Figura 1: Diferente das plantas, os fungos não possuem clorofila e não fazem fotossíntese. À direita, um cogumelo da família Agaricaceae; à esquerda, um exemplo de fungo coraloide (em forma de coral).

Mas como essa relação se estabeleceu ao longo dos milhares de anos? Como as formigas se tornaram fazendeiras tão especializadas?

Uma das hipóteses mais aceitas, é que esse estilo de vida tenha se originado há cerca de 55-65 milhões de anos, na floresta Amazônica, e se aperfeiçoado em locais com clima mais seco, como o Cerrado, de modo que o cultivo dos fungos se tornou uma alternativa à falta de material vegetal fresco para sua alimentação.

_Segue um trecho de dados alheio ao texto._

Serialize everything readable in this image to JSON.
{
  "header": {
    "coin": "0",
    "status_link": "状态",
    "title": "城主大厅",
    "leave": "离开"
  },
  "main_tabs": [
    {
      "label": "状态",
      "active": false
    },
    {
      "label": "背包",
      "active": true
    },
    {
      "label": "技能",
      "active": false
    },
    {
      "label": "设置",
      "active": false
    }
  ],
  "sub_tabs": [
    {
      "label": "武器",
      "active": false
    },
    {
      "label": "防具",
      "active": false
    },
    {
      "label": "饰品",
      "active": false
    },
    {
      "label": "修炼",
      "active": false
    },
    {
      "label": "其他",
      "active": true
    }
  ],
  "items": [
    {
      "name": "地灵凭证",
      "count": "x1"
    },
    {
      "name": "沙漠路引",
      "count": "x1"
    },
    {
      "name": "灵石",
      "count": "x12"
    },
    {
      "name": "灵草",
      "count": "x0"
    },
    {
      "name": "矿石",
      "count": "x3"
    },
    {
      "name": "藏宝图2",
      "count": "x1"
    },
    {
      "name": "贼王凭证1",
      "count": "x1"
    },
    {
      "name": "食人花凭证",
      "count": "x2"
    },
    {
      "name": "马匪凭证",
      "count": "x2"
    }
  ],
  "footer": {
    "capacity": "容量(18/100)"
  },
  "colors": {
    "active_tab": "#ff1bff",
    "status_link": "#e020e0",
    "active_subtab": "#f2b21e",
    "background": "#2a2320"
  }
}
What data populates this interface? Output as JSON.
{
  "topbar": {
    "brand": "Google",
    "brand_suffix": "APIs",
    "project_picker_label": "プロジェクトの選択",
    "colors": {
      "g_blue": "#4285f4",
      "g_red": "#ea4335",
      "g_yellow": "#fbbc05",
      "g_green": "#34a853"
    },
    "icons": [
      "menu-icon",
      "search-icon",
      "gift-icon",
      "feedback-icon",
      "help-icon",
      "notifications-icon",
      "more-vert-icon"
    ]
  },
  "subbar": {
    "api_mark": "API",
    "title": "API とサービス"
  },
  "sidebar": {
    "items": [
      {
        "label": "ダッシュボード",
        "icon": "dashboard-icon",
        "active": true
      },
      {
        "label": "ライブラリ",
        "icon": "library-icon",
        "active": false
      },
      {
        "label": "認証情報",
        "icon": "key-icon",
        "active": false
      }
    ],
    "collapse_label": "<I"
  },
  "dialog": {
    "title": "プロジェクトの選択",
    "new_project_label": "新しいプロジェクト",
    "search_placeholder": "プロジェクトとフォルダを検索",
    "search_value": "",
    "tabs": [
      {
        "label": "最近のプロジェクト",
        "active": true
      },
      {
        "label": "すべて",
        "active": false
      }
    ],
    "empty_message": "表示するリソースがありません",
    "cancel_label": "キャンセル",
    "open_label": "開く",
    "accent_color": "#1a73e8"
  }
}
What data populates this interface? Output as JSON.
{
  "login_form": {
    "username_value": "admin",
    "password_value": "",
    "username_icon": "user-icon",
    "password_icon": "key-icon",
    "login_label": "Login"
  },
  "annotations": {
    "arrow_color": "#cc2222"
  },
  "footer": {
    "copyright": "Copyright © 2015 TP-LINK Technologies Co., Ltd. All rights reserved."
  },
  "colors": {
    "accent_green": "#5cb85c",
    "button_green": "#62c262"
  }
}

Sendo assim, as formigas podem ser consideradas as precursoras da agricultura

Quando pensamos em formigas, chama a atenção sua organização social e higiene e, por isso, não é de surpreender que, no formigueiro, os ambientes sejam separados de acordo com suas funções, e que os fungos se localizem em câmaras específicas, denominadas “jardins”.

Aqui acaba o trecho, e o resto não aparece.